10 Things Food Banks Won’t Ask for:

(Check source below)

Some items are in high demand at the food bank and you may not realize it. Because they aren’t essentials, the staff doesn’t publicly ask for them. A survey on Reddit.com asked volunteers what items people would be most appreciative of and we’ve listed the top 10 below. If you’re looking for an easy way to help out, pick some of these up while shopping and drop them off at one of our area food banks.

1. Spices.

Think about it. People who rely on the food bank eat a lot of canned food, rice, oatmeal, white bread, etc. They love spices. Seasoned salt, cayenne pepper, chili powder, cumin, cinnamon, nutmeg, allspice, oregano, basil and so on.

2. Feminine Products.

Can you imagine being worried about affording these? Pads, tampons, panty liners, etc. Recommended: Buy in bulk at Costco for donating.

3. Chocolate.

People don’t need it, but think about being in their shoes and how nice it would be to be given a chocolate bar or brownie mix along with your essentials.

4. Toiletries.

Grocery stores are great about donating surplus or unsold food, but they have no reason to donate toilet paper, tooth paste, soap, deodorant, shampoo, etc. Food stamps often don’t cover these.

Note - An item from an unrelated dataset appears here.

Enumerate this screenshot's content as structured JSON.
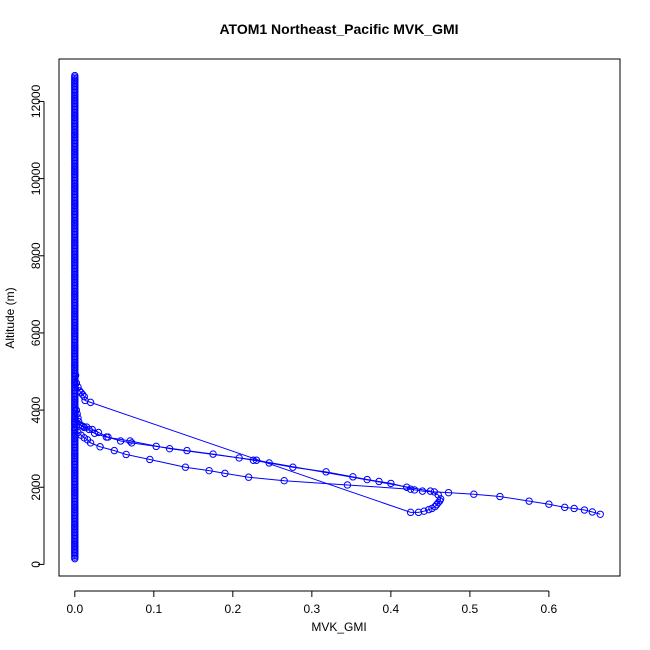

5. Canned meats and jerky.

This isn’t true of all food banks, but some struggle to give users enough protein.

6. Crackers and tortillas.

They don’t spoil and everybody likes them.

7. Baby toiletries.

Diapers, baby wipes, baby formula, baby shampoo, baby soap, baby food, bottles, etc.

8. Soup packets.

Sometimes you look at rice, beans, instant potatoes, and cans of vegetable and think, “What do I make with this?” Hearty soup is a complete meal.

9. Socks.

From a former homeless person: “Socks mean the world to you. They keep you warm, make you feel like you have something new, and just comfort you.”

10. Canned fruit other than pineapple.

Food banks get a lot of pineapple donated. Their clients love it when other kinds of fruit are available.

And remember! Food banks love cash donations because it allows them to buy whatever they need!